里程標は「火の鳥」 バレエ・リュッスの失われた輪を求めて

気がついたら、四ヶ月のご無沙汰でした。
さらに感想の日記といったら、昨年九月以来半年を過ぎていた。勿論その間美術展、映画、etc. も数多かったのだが、「囀り」でそれぞれの感想を書き流してしまうことが増えて、落ち着いて感想を書くことがなくなったしまった。そんな素天堂だが、どうしても積ん読に済ますには惜しい、ある作品を偶然の機会に頂いた。
「バレエ《火の鳥》の起源:20世紀初頭ロシア文化と帝室劇場」
時々参加している、ロシア文化研究を中心とした集まりで知り合った、若い研究者平野恵美子さんのA4版180ページを超える未公刊の博士論文である。
1905年5月からのセゾン・リュスに始まるパリでの、ディアギレフが組織したバレエ・リュスについては、数多く語られているけれども、その原点となっていたロシア本国での劇場文化については、その資料の希少さもあって、それが語られることは今までほとんどなかった。
ミッシング・リンクとしてのその原点を、ロシア芸術の殿堂としての二つの劇場の演目詳細が網羅された一次資料、「帝室劇場年鑑」を現地で詳細に参照分析し、ロシアにおける民俗芸術がどうやって舞台芸術に反映してきたか、あくまでも西欧志向の王室と、勃興する民族主義を反映させようとする制作現場との、対立と融和の様子を巻末の付録と豊富な画像で描き出そうと試みているのがこの論文である。
十九世紀半ばから、二十世紀初頭における音楽家、美術家、職人まで《忘れられた》現場の人々をエピソードたっぷりに取り上げる筆致は、これから知りたいことで充ち満ちていて素天堂のごとき素人読者を飽きさせることはなかった。
そこから、バレエ・リュスのオーガナイザーであったセルゲイ・ディアギレフの思想的原点を読み取り、ロシア舞踊芸術の精華として登場する「火の鳥」へと繋がっていく、時の流れが浮かび上がらせて、この作品は締めくくられる。

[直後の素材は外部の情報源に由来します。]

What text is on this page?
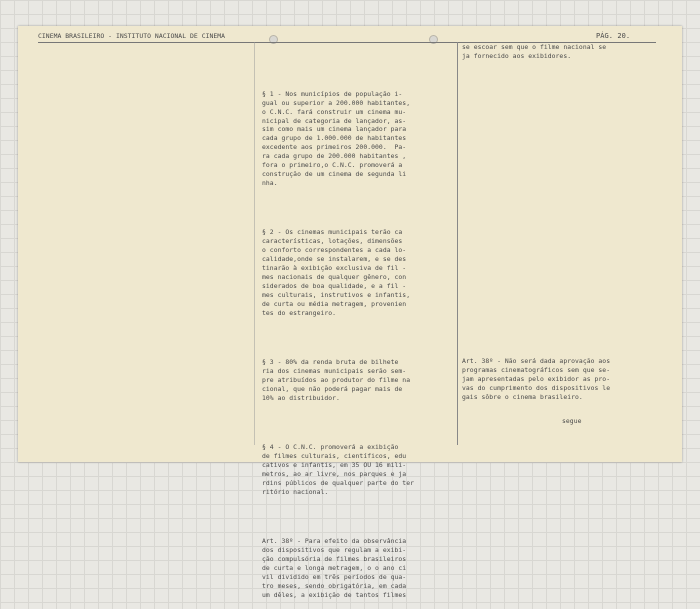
CINEMA BRASILEIRO - INSTITUTO NACIONAL DE CINEMA	PÁG. 20.

§ 1 - Nos municípios de população i-
gual ou superior a 200.000 habitantes,
o C.N.C. fará construir um cinema mu-
nicipal de categoria de lançador, as-
sim como mais um cinema lançador para
cada grupo de 1.000.000 de habitantes
excedente aos primeiros 200.000.  Pa-
ra cada grupo de 200.000 habitantes ,
fora o primeiro,o C.N.C. promoverá a
construção de um cinema de segunda li
nha.

§ 2 - Os cinemas municipais terão ca
características, lotações, dimensões
o conforto correspondentes a cada lo-
calidade,onde se instalarem, e se des
tinarão à exibição exclusiva de fil -
mes nacionais de qualquer gênero, con
siderados de boa qualidade, e a fil -
mes culturais, instrutivos e infantis,
de curta ou média metragem, provenien
tes do estrangeiro.

§ 3 - 80% da renda bruta de bilhete
ria dos cinemas municipais serão sem-
pre atribuídos ao produtor do filme na
cional, que não poderá pagar mais de
10% ao distribuidor.

§ 4 - O C.N.C. promoverá a exibição
de filmes culturais, científicos, edu
cativos e infantis, em 35 OU 16 mili-
metros, ao ar livre, nos parques e ja
rdins públicos de qualquer parte do ter
ritório nacional.

Art. 38º - Para efeito da observância
dos dispositivos que regulam a exibi-
ção compulsória de filmes brasileiros
de curta e longa metragem, o o ano ci
vil dividido em três períodos de qua-
tro meses, sendo obrigatória, em cada
um dêles, a exibição de tantos filmes

se escoar sem que o filme nacional se
ja fornecido aos exibidores.
Art. 38º - Não será dada aprovação aos
programas cinematográficos sem que se-
jam apresentadas pelo exibidor as pro-
vas do cumprimento dos dispositivos le
gais sôbre o cinema brasileiro.
segue
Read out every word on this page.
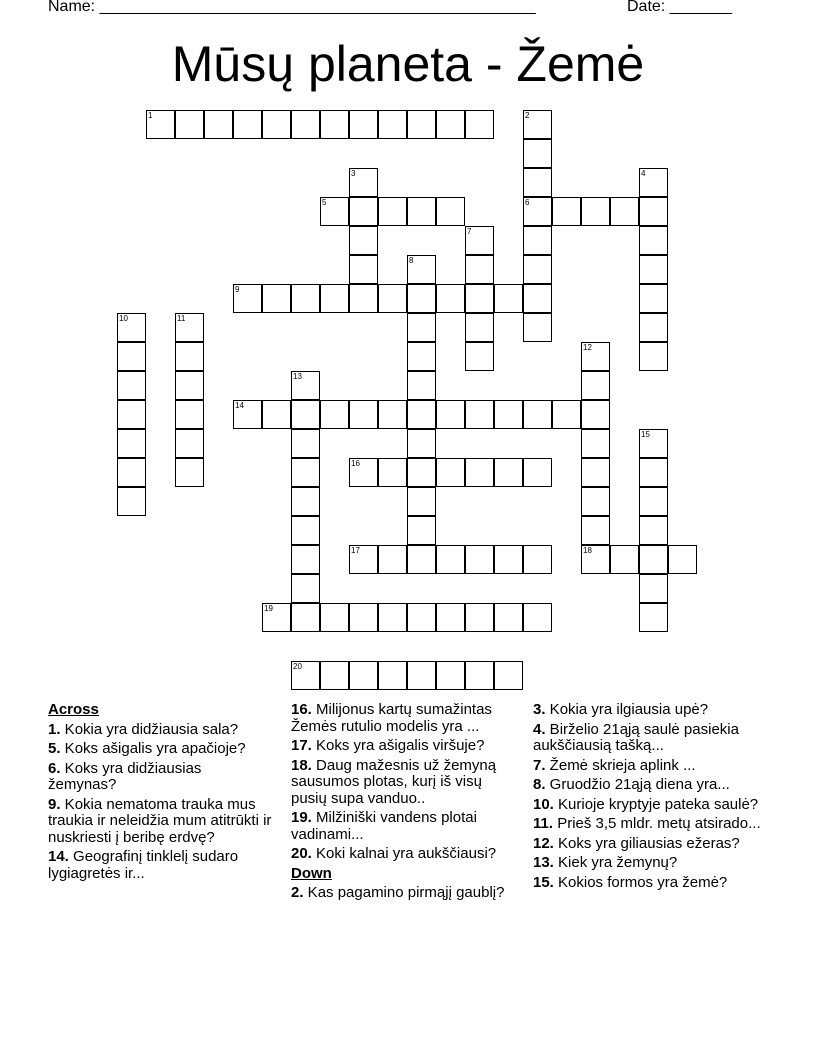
Name: _________________________________________________	Date: _______
Mūsų planeta - Žemė
1	2
3	4
5	6
7
8
9
10	11
12
13
14
15
16
17	18
19
20
Across
1. Kokia yra didžiausia sala?
5. Koks ašigalis yra apačioje?
6. Koks yra didžiausias žemynas?
9. Kokia nematoma trauka mus traukia ir neleidžia mum atitrūkti ir nuskriesti į beribę erdvę?
14. Geografinį tinklelį sudaro lygiagretės ir...
16. Milijonus kartų sumažintas Žemės rutulio modelis yra ...
17. Koks yra ašigalis viršuje?
18. Daug mažesnis už žemyną sausumos plotas, kurį iš visų pusių supa vanduo..
19. Milžiniški vandens plotai vadinami...
20. Koki kalnai yra aukščiausi?
Down
2. Kas pagamino pirmąjį gaublį?
3. Kokia yra ilgiausia upė?
4. Birželio 21ąją saulė pasiekia aukščiausią tašką...
7. Žemė skrieja aplink ...
8. Gruodžio 21ąją diena yra...
10. Kurioje kryptyje pateka saulė?
11. Prieš 3,5 mldr. metų atsirado...
12. Koks yra giliausias ežeras?
13. Kiek yra žemynų?
15. Kokios formos yra žemė?
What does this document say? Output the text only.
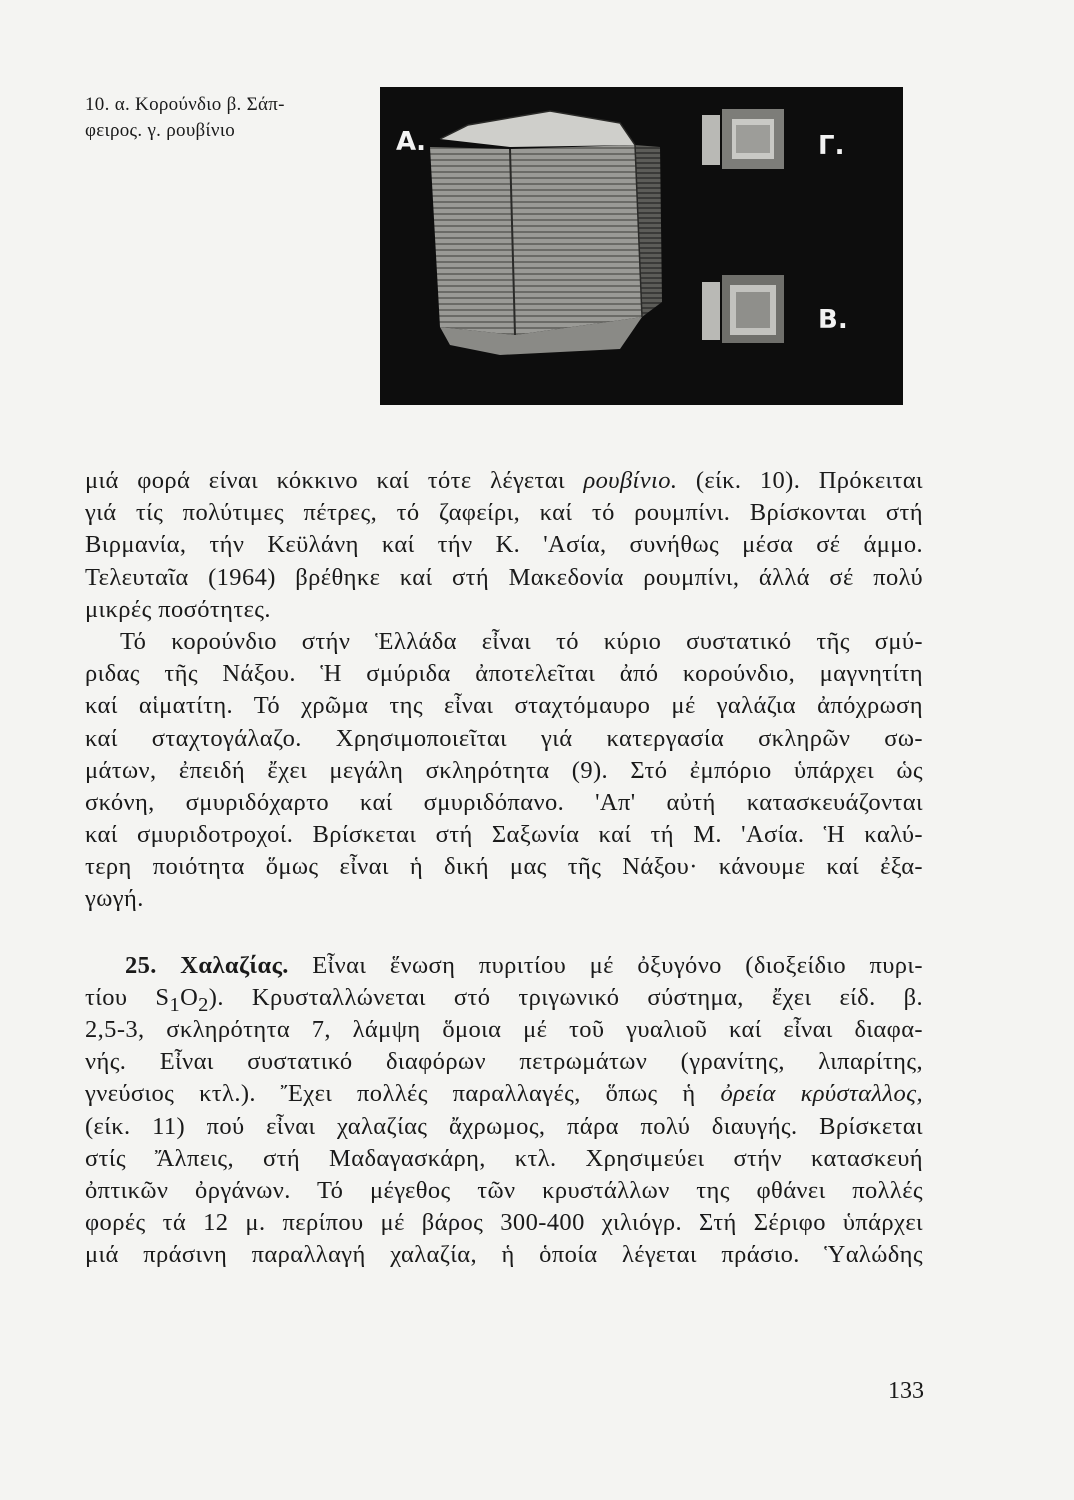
10. α. Κορούνδιο β. Σάπ-
φειρος. γ. ρουβίνιο	Α.	Γ.
Β.
μιά φορά είναι κόκκινο καί τότε λέγεται ρουβίνιο. (είκ. 10). Πρόκειται
γιά τίς πολύτιμες πέτρες, τό ζαφείρι, καί τό ρουμπίνι. Βρίσκονται στή
Βιρμανία, τήν Κεϋλάνη καί τήν Κ. 'Ασία, συνήθως μέσα σέ άμμο.
Τελευταῖα (1964) βρέθηκε καί στή Μακεδονία ρουμπίνι, άλλά σέ πολύ
μικρές ποσότητες.
Τό κορούνδιο στήν Ἑλλάδα εἶναι τό κύριο συστατικό τῆς σμύ-
ριδας τῆς Νάξου. Ἡ σμύριδα ἀποτελεῖται ἀπό κορούνδιο, μαγνητίτη
καί αἱματίτη. Τό χρῶμα της εἶναι σταχτόμαυρο μέ γαλάζια ἀπόχρωση
καί σταχτογάλαζο. Χρησιμοποιεῖται γιά κατεργασία σκληρῶν σω-
μάτων, ἐπειδή ἔχει μεγάλη σκληρότητα (9). Στό ἐμπόριο ὑπάρχει ὡς
σκόνη, σμυριδόχαρτο καί σμυριδόπανο. 'Απ' αὐτή κατασκευάζονται
καί σμυριδοτροχοί. Βρίσκεται στή Σαξωνία καί τή Μ. 'Ασία. Ἡ καλύ-
τερη ποιότητα ὅμως εἶναι ἡ δική μας τῆς Νάξου· κάνουμε καί ἐξα-
γωγή.
25. Χαλαζίας. Εἶναι ἕνωση πυριτίου μέ ὀξυγόνο (διοξείδιο πυρι-
τίου $S_1O_2$). Κρυσταλλώνεται στό τριγωνικό σύστημα, ἔχει είδ. β.
2,5-3, σκληρότητα 7, λάμψη ὅμοια μέ τοῦ γυαλιοῦ καί εἶναι διαφα-
νής. Εἶναι συστατικό διαφόρων πετρωμάτων (γρανίτης, λιπαρίτης,
γνεύσιος κτλ.). Ἔχει πολλές παραλλαγές, ὅπως ἡ ὀρεία κρύσταλλος,
(είκ. 11) πού εἶναι χαλαζίας ἄχρωμος, πάρα πολύ διαυγής. Βρίσκεται
στίς Ἄλπεις, στή Μαδαγασκάρη, κτλ. Χρησιμεύει στήν κατασκευή
ὀπτικῶν ὀργάνων. Τό μέγεθος τῶν κρυστάλλων της φθάνει πολλές
φορές τά 12 μ. περίπου μέ βάρος 300-400 χιλιόγρ. Στή Σέριφο ὑπάρχει
μιά πράσινη παραλλαγή χαλαζία, ἡ ὁποία λέγεται πράσιο. Ὑαλώδης
133
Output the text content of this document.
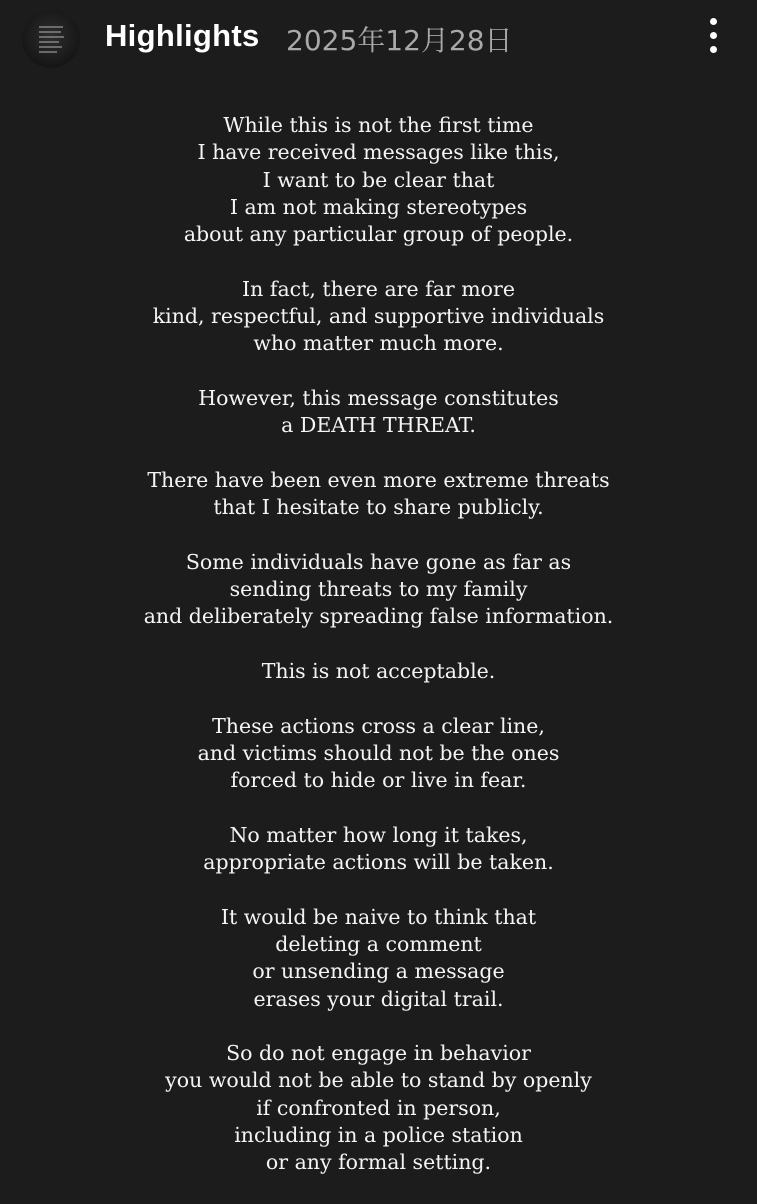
Highlights 2025年12月28日
While this is not the first time
I have received messages like this,
I want to be clear that
I am not making stereotypes
about any particular group of people.
In fact, there are far more
kind, respectful, and supportive individuals
who matter much more.
However, this message constitutes
a DEATH THREAT.
There have been even more extreme threats
that I hesitate to share publicly.
Some individuals have gone as far as
sending threats to my family
and deliberately spreading false information.
This is not acceptable.
These actions cross a clear line,
and victims should not be the ones
forced to hide or live in fear.
No matter how long it takes,
appropriate actions will be taken.
It would be naive to think that
deleting a comment
or unsending a message
erases your digital trail.
So do not engage in behavior
you would not be able to stand by openly
if confronted in person,
including in a police station
or any formal setting.
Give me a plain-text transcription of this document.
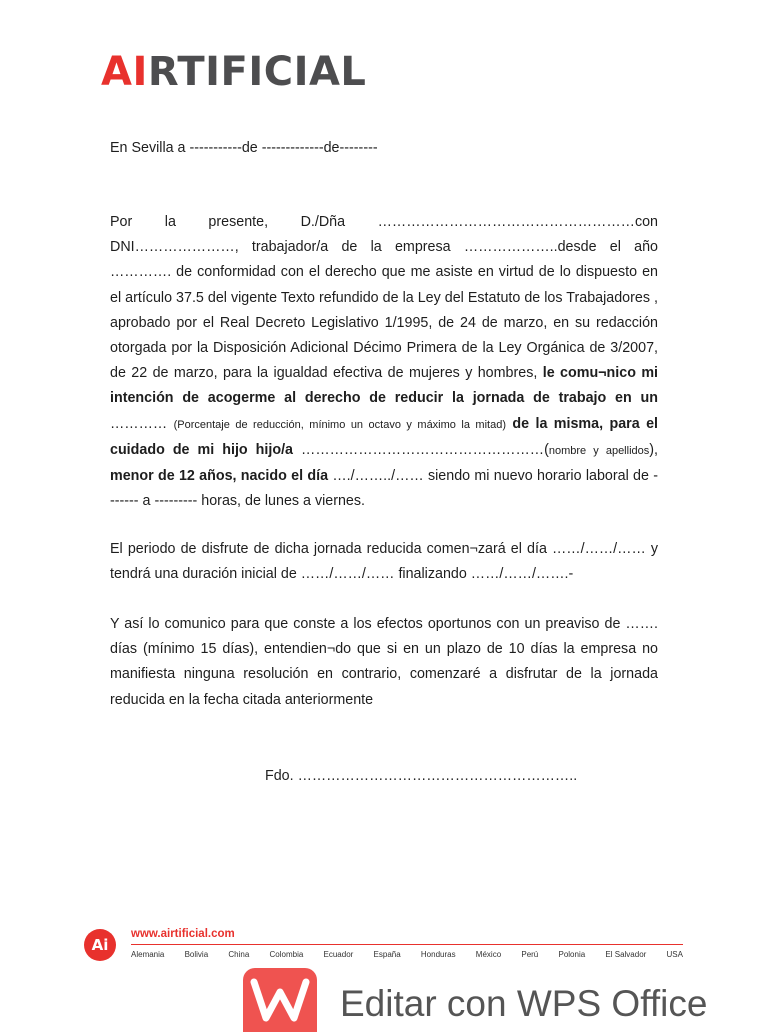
AIRTIFICIAL
En Sevilla a -----------de -------------de--------
Por la presente, D./Dña ………………………………………………con DNI…………………, trabajador/a de la empresa ………………..desde el año …………. de conformidad con el derecho que me asiste en virtud de lo dispuesto en el artículo 37.5 del vigente Texto refundido de la Ley del Estatuto de los Trabajadores , aprobado por el Real Decreto Legislativo 1/1995, de 24 de marzo, en su redacción otorgada por la Disposición Adicional Décimo Primera de la Ley Orgánica de 3/2007, de 22 de marzo, para la igualdad efectiva de mujeres y hombres, le comu¬nico mi intención de acogerme al derecho de reducir la jornada de trabajo en un ………… (Porcentaje de reducción, mínimo un octavo y máximo la mitad) de la misma, para el cuidado de mi hijo hijo/a ……………………………………………(nombre y apellidos), menor de 12 años, nacido el día …./……../…… siendo mi nuevo horario laboral de ------- a --------- horas, de lunes a viernes.
El periodo de disfrute de dicha jornada reducida comen¬zará el día ……/……/…… y tendrá una duración inicial de ……/……/…… finalizando ……/……/…….-
Y así lo comunico para que conste a los efectos oportunos con un preaviso de ……. días (mínimo 15 días), entendien¬do que si en un plazo de 10 días la empresa no manifiesta ninguna resolución en contrario, comenzaré a disfrutar de la jornada reducida en la fecha citada anteriormente
Fdo. …………………………………………………..
Ai
www.airtificial.com
Alemania	Bolivia	China	Colombia	Ecuador	España	Honduras	México	Perú	Polonia	El Salvador	USA
Editar con WPS Office
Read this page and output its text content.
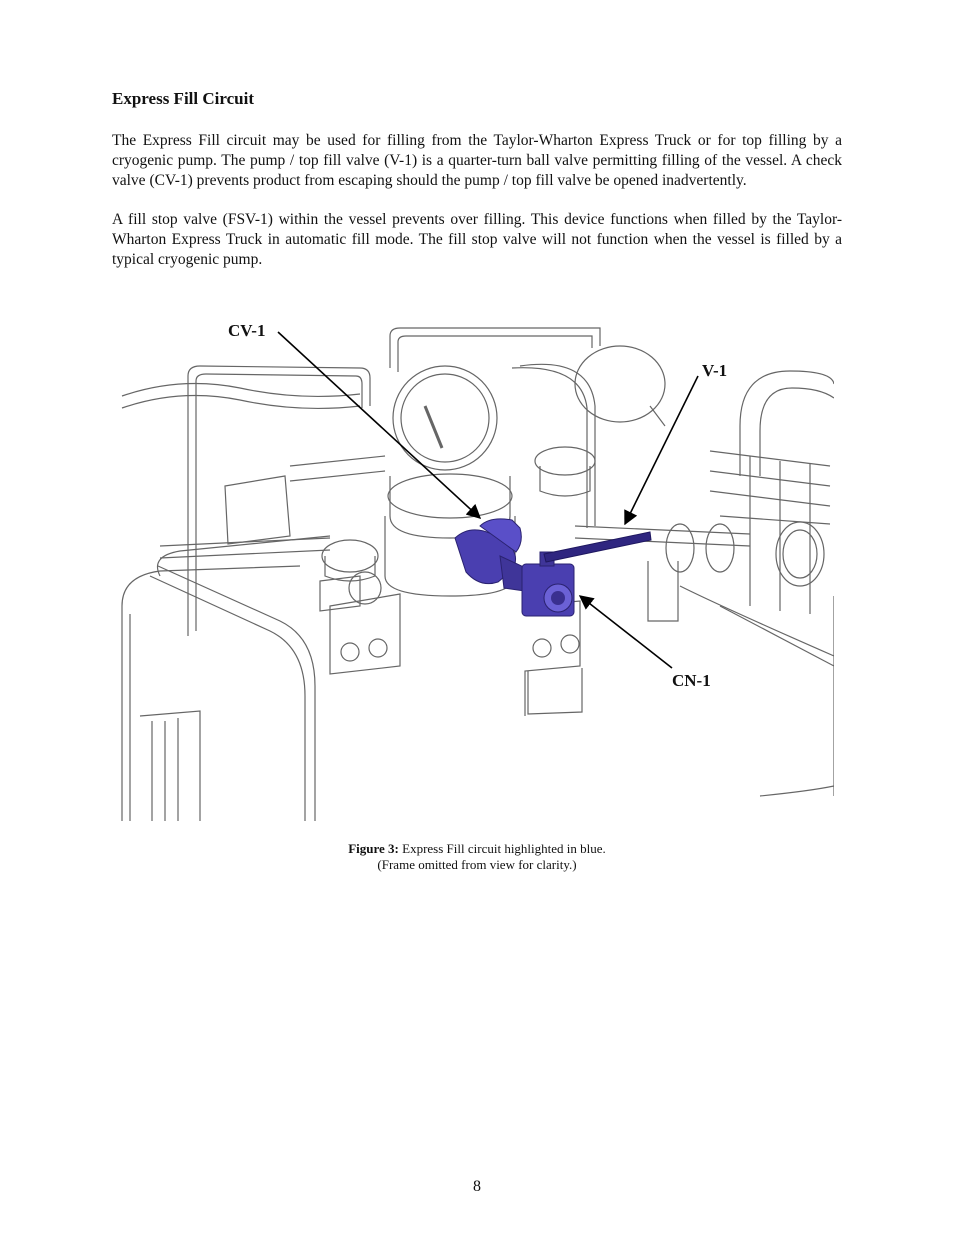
Express Fill Circuit

The Express Fill circuit may be used for filling from the Taylor-Wharton Express Truck or for top filling by a cryogenic pump. The pump / top fill valve (V-1) is a quarter-turn ball valve permitting filling of the vessel. A check valve (CV-1) prevents product from escaping should the pump / top fill valve be opened inadvertently.

A fill stop valve (FSV-1) within the vessel prevents over filling. This device functions when filled by the Taylor-Wharton Express Truck in automatic fill mode. The fill stop valve will not function when the vessel is filled by a typical cryogenic pump.

CV-1
V-1
CN-1
Figure 3: Express Fill circuit highlighted in blue.
(Frame omitted from view for clarity.)
8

ここから先は、先人の作り上げたバレエ・リュス像へと繋がってゆくことになるだろう。
 火の鳥/バクスト
そういえば、しばらく前に見ることができた帝政ロシア末期の映画『瀕死の白鳥』1917に、ここで描かれた時代の空気が良く現れていたのを思い出した。ディアギレフとその一党がパリで脚光を浴びていたその裏で、取り残された本家ロシアでこのような映画が造られていたことが、平野さんの語る状況を裏付ける典型になっていたのかもしれない。